Broken Heart / Broken Wholeness

About The Book

In the summer of 1947 three years before his death in a labor camp hospital one of the most significant Soviet Yiddish writers Der Nister (Pinkhas Kahanovitsh 1884-1950) made a trip from Moscow to Birobidzhan the Jewish Autonomous Region in the Russian Far East. He traveled there on a special migrant train together with a thousand Holocaust survivors. The present study examines this journey as an original protest against the conformism of the majority of Soviet Jewish activists. In his travel notes Der Nister described the train as the modern Noah's ark heading to put an end to the historical silliness.
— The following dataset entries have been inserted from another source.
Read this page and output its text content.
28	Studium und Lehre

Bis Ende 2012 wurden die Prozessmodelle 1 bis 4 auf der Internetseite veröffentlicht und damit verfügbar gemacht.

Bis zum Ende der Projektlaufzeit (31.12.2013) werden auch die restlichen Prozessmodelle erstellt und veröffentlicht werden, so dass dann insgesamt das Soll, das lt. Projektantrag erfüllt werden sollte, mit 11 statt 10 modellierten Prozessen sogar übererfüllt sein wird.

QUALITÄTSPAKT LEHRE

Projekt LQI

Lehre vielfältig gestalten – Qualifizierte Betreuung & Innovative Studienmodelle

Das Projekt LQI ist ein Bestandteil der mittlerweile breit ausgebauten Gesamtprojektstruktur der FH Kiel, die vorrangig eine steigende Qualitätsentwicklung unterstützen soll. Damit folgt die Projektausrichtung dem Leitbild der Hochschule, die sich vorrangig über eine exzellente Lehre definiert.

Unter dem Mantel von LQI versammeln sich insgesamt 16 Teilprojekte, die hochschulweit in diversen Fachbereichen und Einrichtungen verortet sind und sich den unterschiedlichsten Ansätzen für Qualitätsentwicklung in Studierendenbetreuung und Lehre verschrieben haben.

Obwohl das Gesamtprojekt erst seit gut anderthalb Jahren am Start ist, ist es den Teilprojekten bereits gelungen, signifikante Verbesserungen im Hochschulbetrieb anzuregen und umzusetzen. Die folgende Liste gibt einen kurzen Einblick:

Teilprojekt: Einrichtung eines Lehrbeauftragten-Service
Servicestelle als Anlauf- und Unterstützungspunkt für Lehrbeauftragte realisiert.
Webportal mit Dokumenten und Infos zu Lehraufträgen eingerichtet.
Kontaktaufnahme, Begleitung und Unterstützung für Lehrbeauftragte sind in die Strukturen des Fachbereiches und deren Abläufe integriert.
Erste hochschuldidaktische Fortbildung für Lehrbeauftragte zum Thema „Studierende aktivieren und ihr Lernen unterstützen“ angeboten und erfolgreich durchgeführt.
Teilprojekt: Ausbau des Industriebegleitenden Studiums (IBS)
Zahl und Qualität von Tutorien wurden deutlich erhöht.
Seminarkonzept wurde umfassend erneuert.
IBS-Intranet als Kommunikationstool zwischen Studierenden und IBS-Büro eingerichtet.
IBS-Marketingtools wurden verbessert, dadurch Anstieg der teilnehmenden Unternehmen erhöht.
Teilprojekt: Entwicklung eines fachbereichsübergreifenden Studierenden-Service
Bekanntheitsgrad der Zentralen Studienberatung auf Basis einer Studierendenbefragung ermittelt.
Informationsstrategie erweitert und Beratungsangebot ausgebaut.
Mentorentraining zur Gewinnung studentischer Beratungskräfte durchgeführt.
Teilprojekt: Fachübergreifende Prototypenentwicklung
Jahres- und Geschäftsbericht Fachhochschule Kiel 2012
This rhetoric paraphrasing Nietzsche's historical sickness challenged the Jewish history in the Diaspora which broke the people's mythical wholeness. Der Nister formulated his vision of a post-Holocaust Jewish reconstruction more clearly in his previously unknown notes (Birobidzhan Manifesto) the last that have reached us from Der Nister's creative legacy which are being discussed for the first time in this book. Without their own territory he wrote the Jews were like a soul without a body or a body without a soul and in either case always a cripple. Records of the fabricated investigation case against the anti-Soviet nationalist grouping in Birobidzhan reveal details about Der Nister's thoughts and real acts. Both the records and the manifesto are being published here for the first time.